The Wrays formed a country band in 1954 to play the rough-and-tumble gin joints around Portsmouth and nearby Norfolk, recruiting their cousin, Brentley ‘Shorty’ Horton, to play bass and provide comic relief with Doug on drums, Vernon on rhythm guitar and occasional piano, and Dixie Neal, the brother of Gene Vincent’s bassist Jack Neal, on steel guitar. They were billed as The Lazy Pine Wranglers for a time, then Lucky Wray (Vernon’s temporary alias, stemming from his gambling skills) and The Palomino Ranch Gang. A connection with pioneering country broadcaster Connie B. Gay in Tidewater, Virginia led to the group minus Neal relocating to Washington, D.C., where Gay had established a popular television program, ‘Town and Country Time,’ hosted by young accordion wielder Jimmy Dean. For all its political sophistication, D.C. was loaded with hillbilly talent and plenty of watering holes in which to showcase it. In addition to the personable Dean, Marvin Rainwater and guitarist extraordinaire Roy Clark were part of the bustling scene.

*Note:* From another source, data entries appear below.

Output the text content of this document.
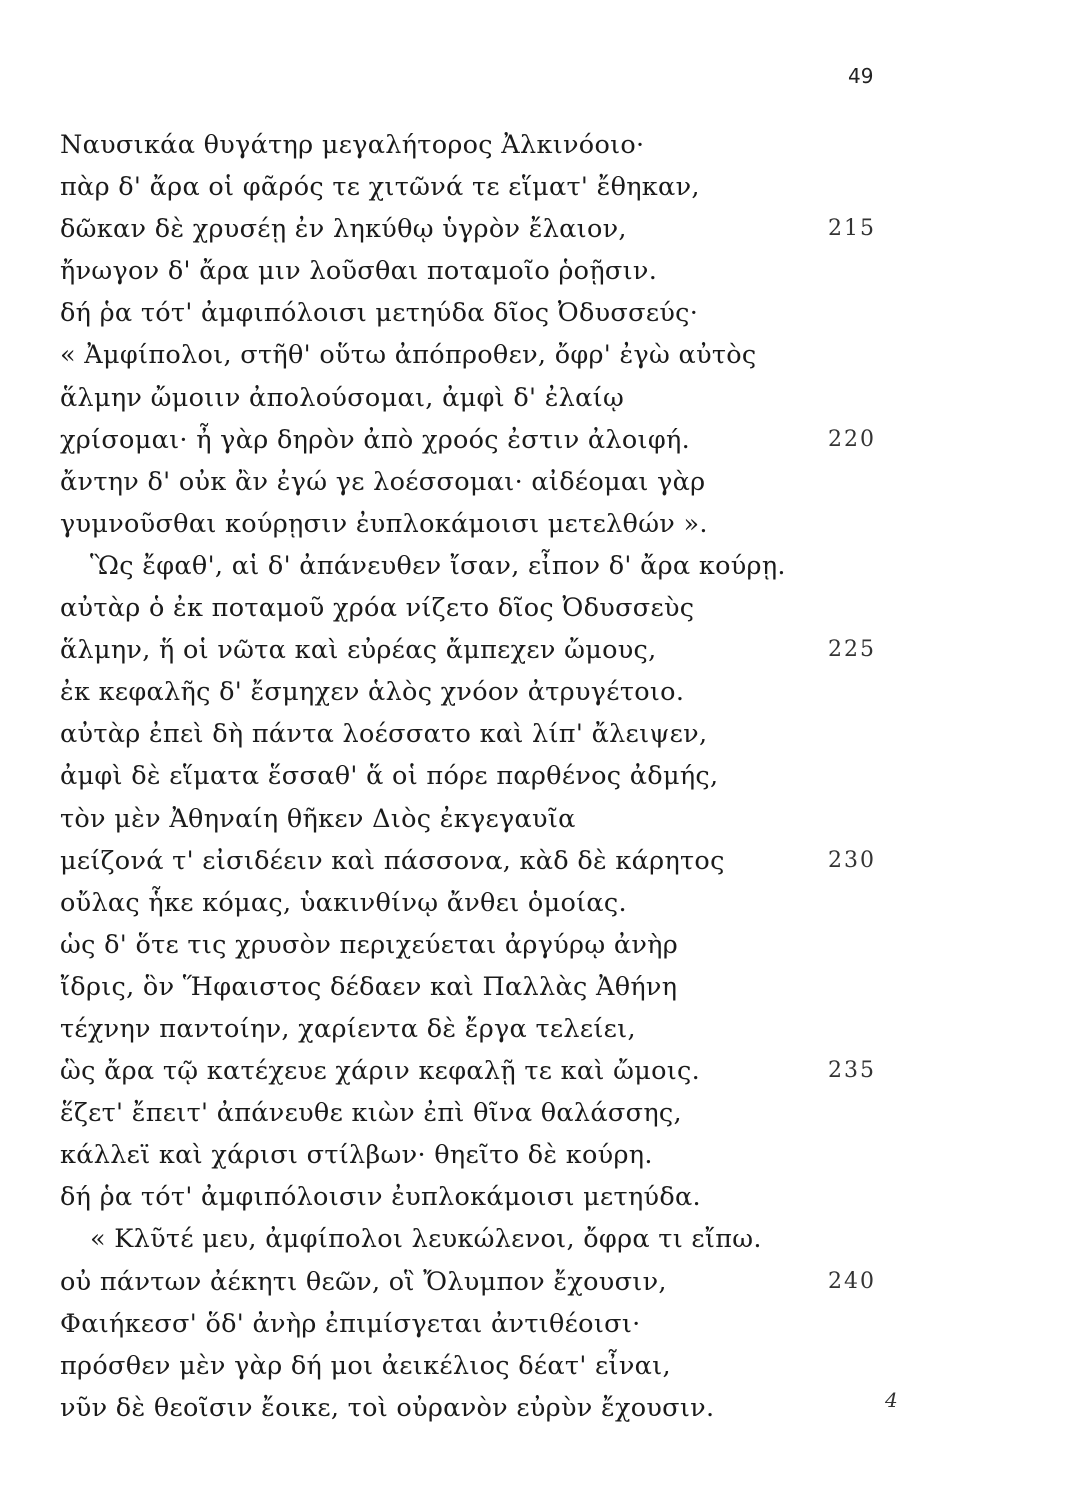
49
Ναυσικάα θυγάτηρ μεγαλήτορος Ἀλκινόοιο·
πὰρ δ' ἄρα οἱ φᾶρός τε χιτῶνά τε εἵματ' ἔθηκαν,
δῶκαν δὲ χρυσέῃ ἐν ληκύθῳ ὑγρὸν ἔλαιον,	215
ἤνωγον δ' ἄρα μιν λοῦσθαι ποταμοῖο ῥοῇσιν.
δή ῥα τότ' ἀμφιπόλοισι μετηύδα δῖος Ὀδυσσεύς·
« Ἀμφίπολοι, στῆθ' οὕτω ἀπόπροθεν, ὄφρ' ἐγὼ αὐτὸς
ἅλμην ὤμοιιν ἀπολούσομαι, ἀμφὶ δ' ἐλαίῳ
χρίσομαι· ἦ γὰρ δηρὸν ἀπὸ χροός ἐστιν ἀλοιφή.	220
ἄντην δ' οὐκ ἂν ἐγώ γε λοέσσομαι· αἰδέομαι γὰρ
γυμνοῦσθαι κούρῃσιν ἐυπλοκάμοισι μετελθών ».
Ὣς ἔφαθ', αἱ δ' ἀπάνευθεν ἴσαν, εἶπον δ' ἄρα κούρῃ.
αὐτὰρ ὁ ἐκ ποταμοῦ χρόα νίζετο δῖος Ὀδυσσεὺς
ἅλμην, ἥ οἱ νῶτα καὶ εὐρέας ἄμπεχεν ὤμους,	225
ἐκ κεφαλῆς δ' ἔσμηχεν ἁλὸς χνόον ἀτρυγέτοιο.
αὐτὰρ ἐπεὶ δὴ πάντα λοέσσατο καὶ λίπ' ἄλειψεν,
ἀμφὶ δὲ εἵματα ἕσσαθ' ἅ οἱ πόρε παρθένος ἀδμής,
τὸν μὲν Ἀθηναίη θῆκεν Διὸς ἐκγεγαυῖα
μείζονά τ' εἰσιδέειν καὶ πάσσονα, κὰδ δὲ κάρητος	230
οὔλας ἧκε κόμας, ὑακινθίνῳ ἄνθει ὁμοίας.
ὡς δ' ὅτε τις χρυσὸν περιχεύεται ἀργύρῳ ἀνὴρ
ἴδρις, ὃν Ἥφαιστος δέδαεν καὶ Παλλὰς Ἀθήνη
τέχνην παντοίην, χαρίεντα δὲ ἔργα τελείει,
ὣς ἄρα τῷ κατέχευε χάριν κεφαλῇ τε καὶ ὤμοις.	235
ἕζετ' ἔπειτ' ἀπάνευθε κιὼν ἐπὶ θῖνα θαλάσσης,
κάλλεϊ καὶ χάρισι στίλβων· θηεῖτο δὲ κούρη.
δή ῥα τότ' ἀμφιπόλοισιν ἐυπλοκάμοισι μετηύδα.
« Κλῦτέ μευ, ἀμφίπολοι λευκώλενοι, ὄφρα τι εἴπω.
οὐ πάντων ἀέκητι θεῶν, οἳ Ὄλυμπον ἔχουσιν,	240
Φαιήκεσσ' ὅδ' ἀνὴρ ἐπιμίσγεται ἀντιθέοισι·
πρόσθεν μὲν γὰρ δή μοι ἀεικέλιος δέατ' εἶναι,
νῦν δὲ θεοῖσιν ἔοικε, τοὶ οὐρανὸν εὐρὺν ἔχουσιν.	4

All three of them recorded for producer Ben Adelman, the owner of Empire Studio there (West Virginia native Patsy Cline cut her first demos, long since lost, under Adelman’s supervision with Dean’s Texas Wildcats backing her). Although his legend rests solidly on a legacy of blistering instrumentals, Link’s debut release in January of 1956 for Adelman’s Kay label paired two of his raucous rockabilly vocals, I Sez Baby and the all but incomprehensible Johnny Bom Bonny, as half of an EP that Link shared with the obscure duo of Bob Dean and Cindy.

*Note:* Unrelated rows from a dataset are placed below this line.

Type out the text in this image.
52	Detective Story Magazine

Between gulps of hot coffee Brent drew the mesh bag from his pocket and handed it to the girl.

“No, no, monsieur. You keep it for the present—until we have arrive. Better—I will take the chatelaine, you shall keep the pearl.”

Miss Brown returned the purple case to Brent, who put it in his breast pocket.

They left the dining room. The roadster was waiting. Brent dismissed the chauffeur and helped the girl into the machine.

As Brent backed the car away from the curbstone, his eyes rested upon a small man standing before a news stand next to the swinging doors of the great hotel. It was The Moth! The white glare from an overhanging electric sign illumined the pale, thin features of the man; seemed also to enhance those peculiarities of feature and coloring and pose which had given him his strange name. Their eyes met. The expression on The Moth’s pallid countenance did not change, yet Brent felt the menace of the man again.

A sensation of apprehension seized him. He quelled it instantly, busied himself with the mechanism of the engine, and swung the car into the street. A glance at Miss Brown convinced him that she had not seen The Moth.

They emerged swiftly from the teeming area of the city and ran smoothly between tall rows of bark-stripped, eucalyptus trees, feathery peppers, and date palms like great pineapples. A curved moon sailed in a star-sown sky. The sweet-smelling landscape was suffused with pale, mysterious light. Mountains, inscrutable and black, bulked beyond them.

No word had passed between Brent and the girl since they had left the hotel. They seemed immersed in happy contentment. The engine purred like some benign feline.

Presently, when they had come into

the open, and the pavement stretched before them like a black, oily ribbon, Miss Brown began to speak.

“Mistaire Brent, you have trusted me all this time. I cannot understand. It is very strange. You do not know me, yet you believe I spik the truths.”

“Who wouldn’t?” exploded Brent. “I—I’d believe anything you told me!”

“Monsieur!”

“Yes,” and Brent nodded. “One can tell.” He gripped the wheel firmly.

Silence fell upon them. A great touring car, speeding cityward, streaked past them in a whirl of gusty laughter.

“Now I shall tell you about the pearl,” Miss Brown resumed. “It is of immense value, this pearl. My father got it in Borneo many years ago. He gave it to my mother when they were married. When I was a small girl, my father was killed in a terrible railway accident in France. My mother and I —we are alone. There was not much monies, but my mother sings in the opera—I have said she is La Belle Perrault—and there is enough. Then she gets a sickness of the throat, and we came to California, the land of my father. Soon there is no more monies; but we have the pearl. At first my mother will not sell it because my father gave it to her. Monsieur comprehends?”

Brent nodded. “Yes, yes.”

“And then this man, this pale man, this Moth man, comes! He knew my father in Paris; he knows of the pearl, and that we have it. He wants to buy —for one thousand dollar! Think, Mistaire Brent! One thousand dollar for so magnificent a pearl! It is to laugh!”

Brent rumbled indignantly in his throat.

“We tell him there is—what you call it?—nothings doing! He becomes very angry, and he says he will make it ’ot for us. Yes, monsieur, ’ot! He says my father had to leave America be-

Adelman indefatigably hustled his finished masters to various labels; he found a home for three country-oriented singles by the considerably smoother-voiced Lucky Wray (It’s Music She Says, Got Another Baby, and Teenage Cutie) at H.W. ‘Pappy’ Daily and Don Pierce’s Starday Records in 1956-57, the last one sub-billing Link and Doug on its label. Starday released the masters through its custom service rather than issuing them on the main label, intending them for regional exposure only with the manufacturing costs paid by the artists themselves. Right in the middle of it all, the TB that Link had contracted in Korea sent him to the hospital in the summer of 1956 all the way until March of the following year. A grueling operation to remove his left lung largely put an end to any serious singing aspirations; from here on, Wray would concentrate on his blazing guitar technique and mostly leave the vocal duties to others, in particular his brother Vernon, whose prospects looked bright once Bernie Lowe and Kal Mann’s Philly-based Cameo Records brought him aboard in mid-1957. The songwriting duo was on a real roll, having penned Elvis’ pop chart-topper (Let Me Be Your) Teddy Bear. Their label was too, scoring its own number one seller that same year with Charlie Gracie’s Butterfly.

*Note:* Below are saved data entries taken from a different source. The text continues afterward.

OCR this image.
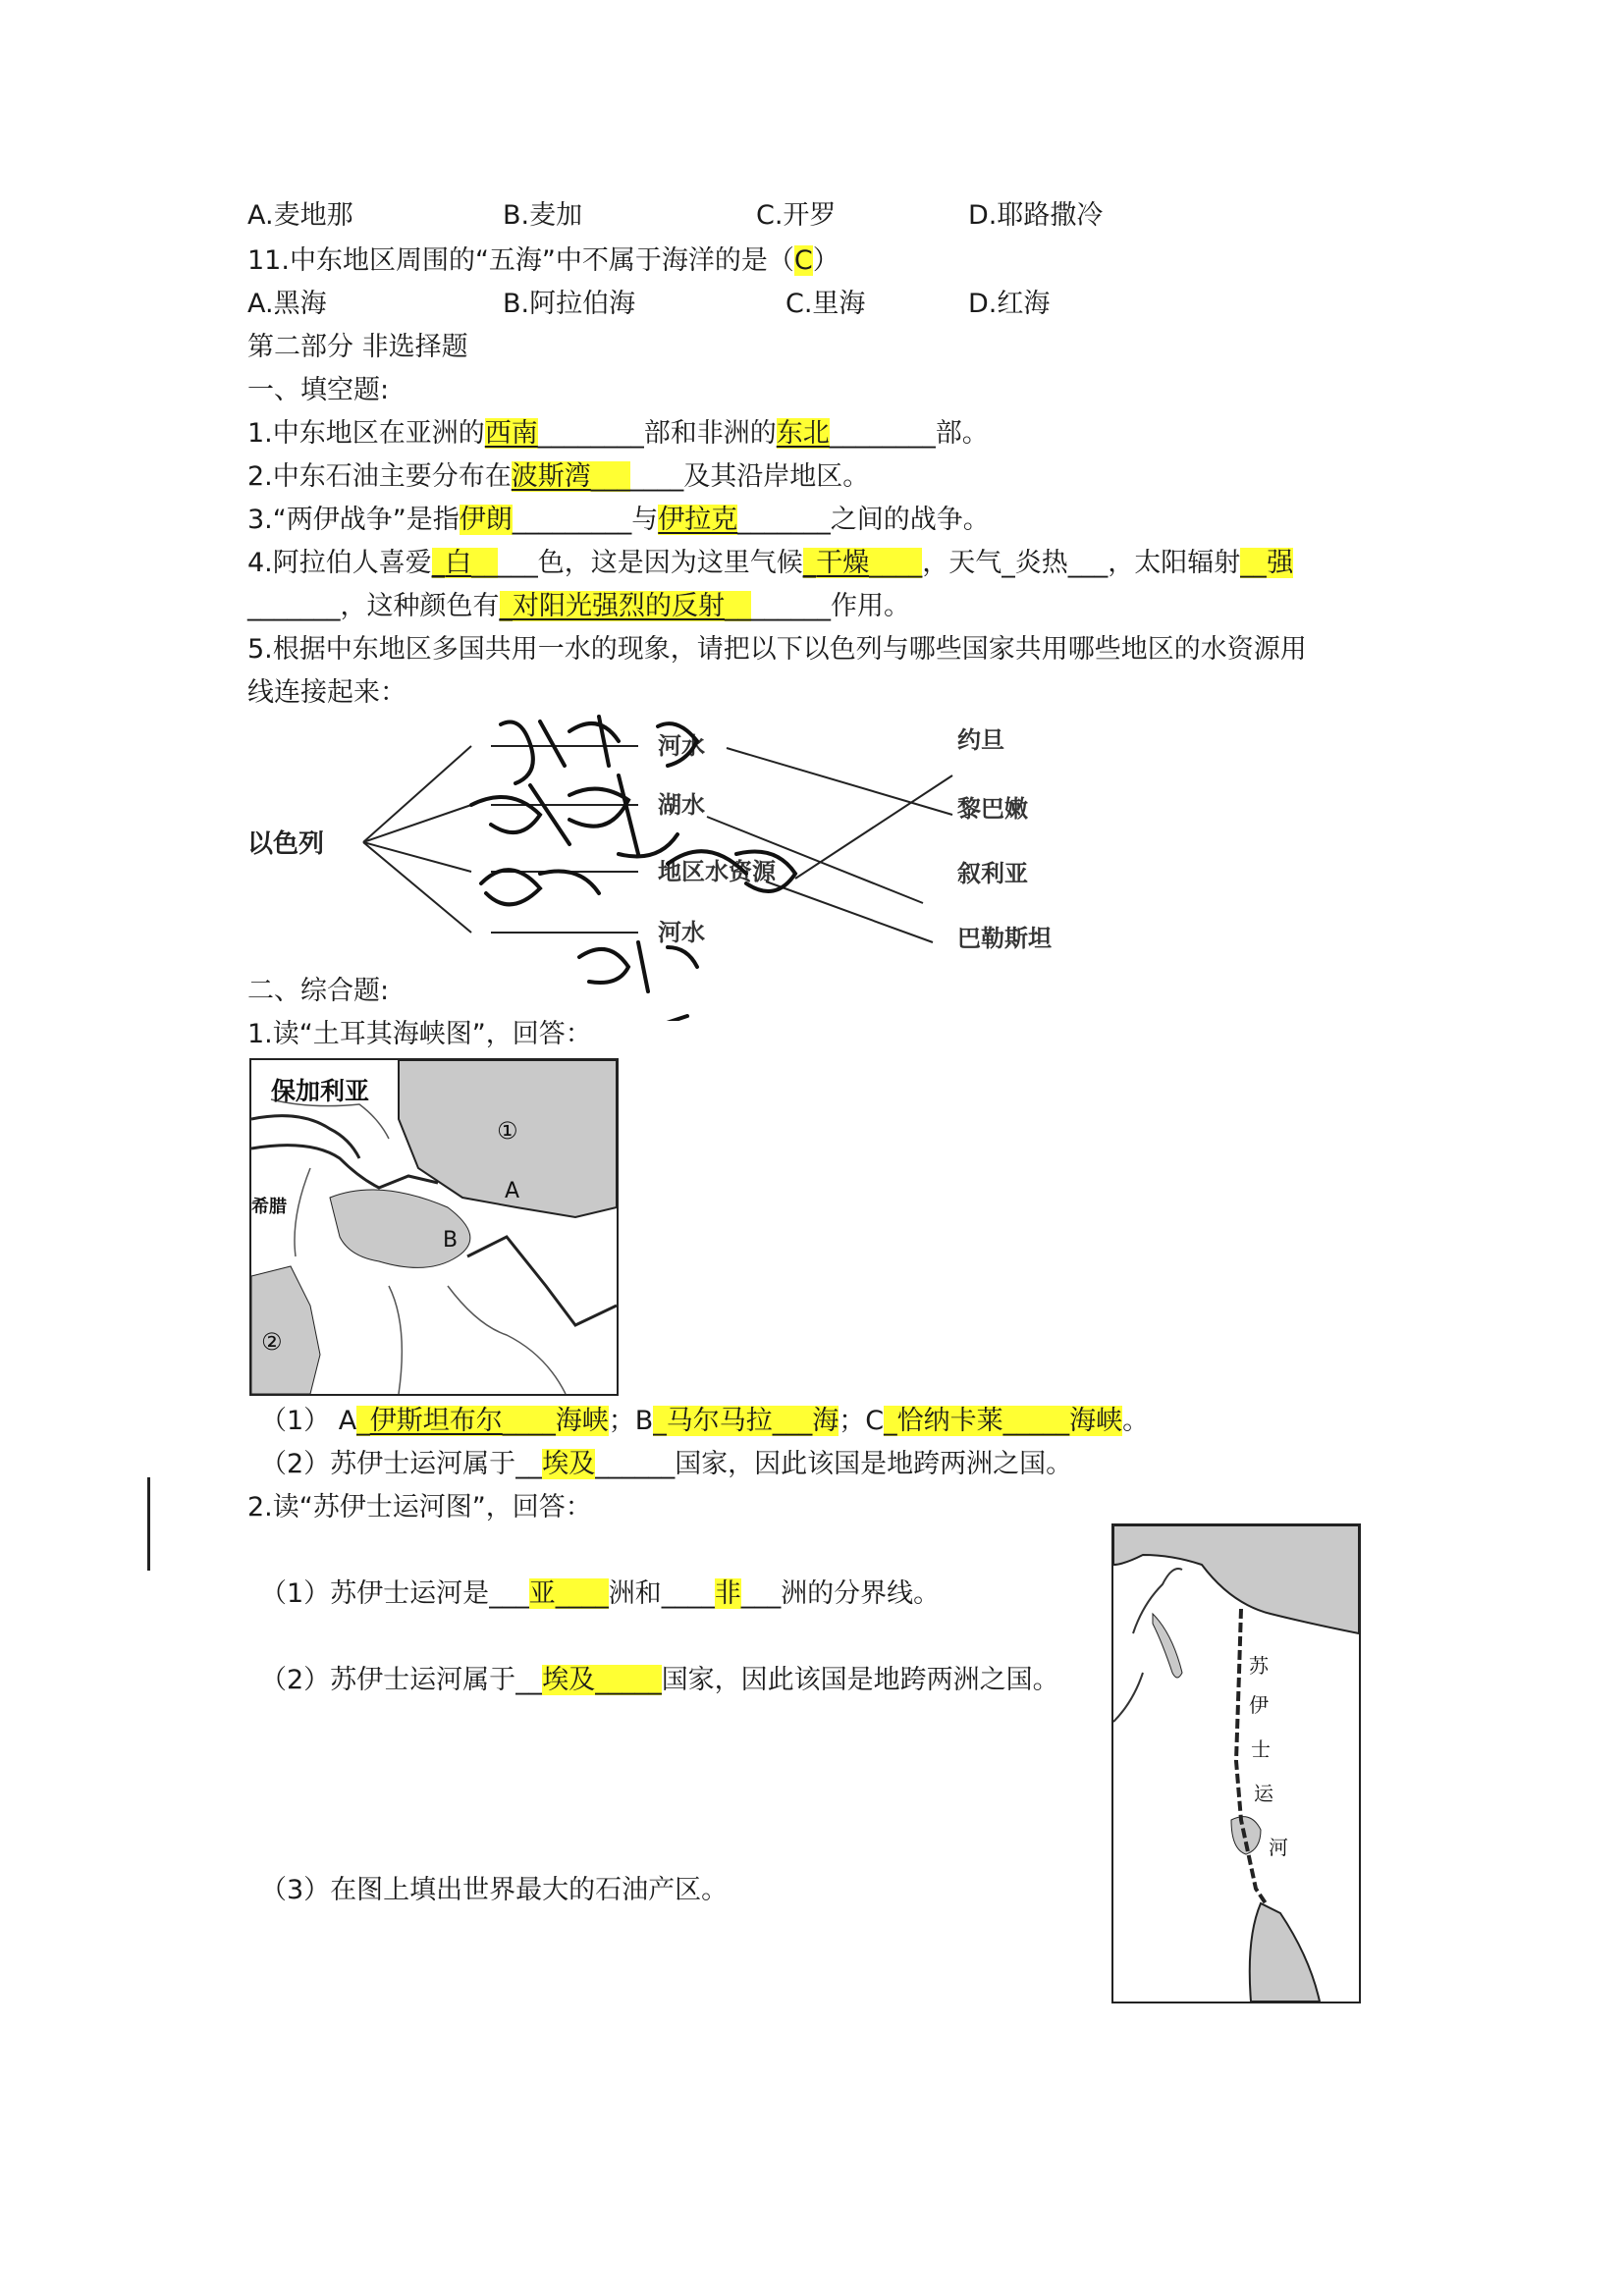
A.麦地那	B.麦加	C.开罗	D.耶路撒冷
11.中东地区周围的“五海”中不属于海洋的是（C）
A.黑海	B.阿拉伯海	C.里海	D.红海
第二部分 非选择题
一、填空题:
1.中东地区在亚洲的西南________部和非洲的东北________部。
2.中东石油主要分布在波斯湾_______及其沿岸地区。
3.“两伊战争”是指伊朗_________与伊拉克_______之间的战争。
4.阿拉伯人喜爱_白_____色，这是因为这里气候_干燥____，天气_炎热___，太阳辐射__强
_______，这种颜色有_对阳光强烈的反射________作用。
5.根据中东地区多国共用一水的现象，请把以下以色列与哪些国家共用哪些地区的水资源用
线连接起来：
以色列
河水
湖水
地区水资源
河水
约旦
黎巴嫩
叙利亚
巴勒斯坦
二、综合题:
1.读“土耳其海峡图”，回答：
保加利亚
希腊
①
②
A
B
（1） A_伊斯坦布尔____海峡；B_马尔马拉___海；C_恰纳卡莱_____海峡。
（2）苏伊士运河属于__埃及______国家，因此该国是地跨两洲之国。
2.读“苏伊士运河图”，回答：
（1）苏伊士运河是___亚____洲和____非___洲的分界线。
（2）苏伊士运河属于__埃及_____国家，因此该国是地跨两洲之国。
（3）在图上填出世界最大的石油产区。
苏
伊
士
运
河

As Lowe led the choir-cushioned orchestra, Vernon crooned the Mann/Lowe copyright Remember You’re Mine, issued in June of ’57 after the label flipped the singer’s name so he was billed as Ray Vernon. Cameo even sprang for a full-page ad promoting the single in ‘The Billboard.’ But any hopes of a hit were dashed when Pat Boone covered the tune for Dot, taking it into the Top Ten and leaving Ray’s original in the dust (its bouncy flip Evil Angel might have nicely suited Gracie). Cameo responded to Boone’s cover by replacing Remember You’re Mine with I’ll Take To-morrow (To-day) as Evil Angel’s plattermate; Link’s biting axe was prominent on the new ballad, unlike its sedate predecessor. Cameo tried again with Ray that autumn with the rocking I’m Counting On You, penned by Atlanta-born blues shouter Chuck Willis (1957 was a big year for Chuck; his revival of the ancient blues C.C. Rider for Atlantic, perfectly tempoed for dancing The Stroll, sailed to the top of the R&B charts). This time, Link made his presence felt with a searing solo, and even if the arrangement was a tad rough around the edges, Ray’s encore outing stood as a contender for hitdom yet didn’t quite make the grade.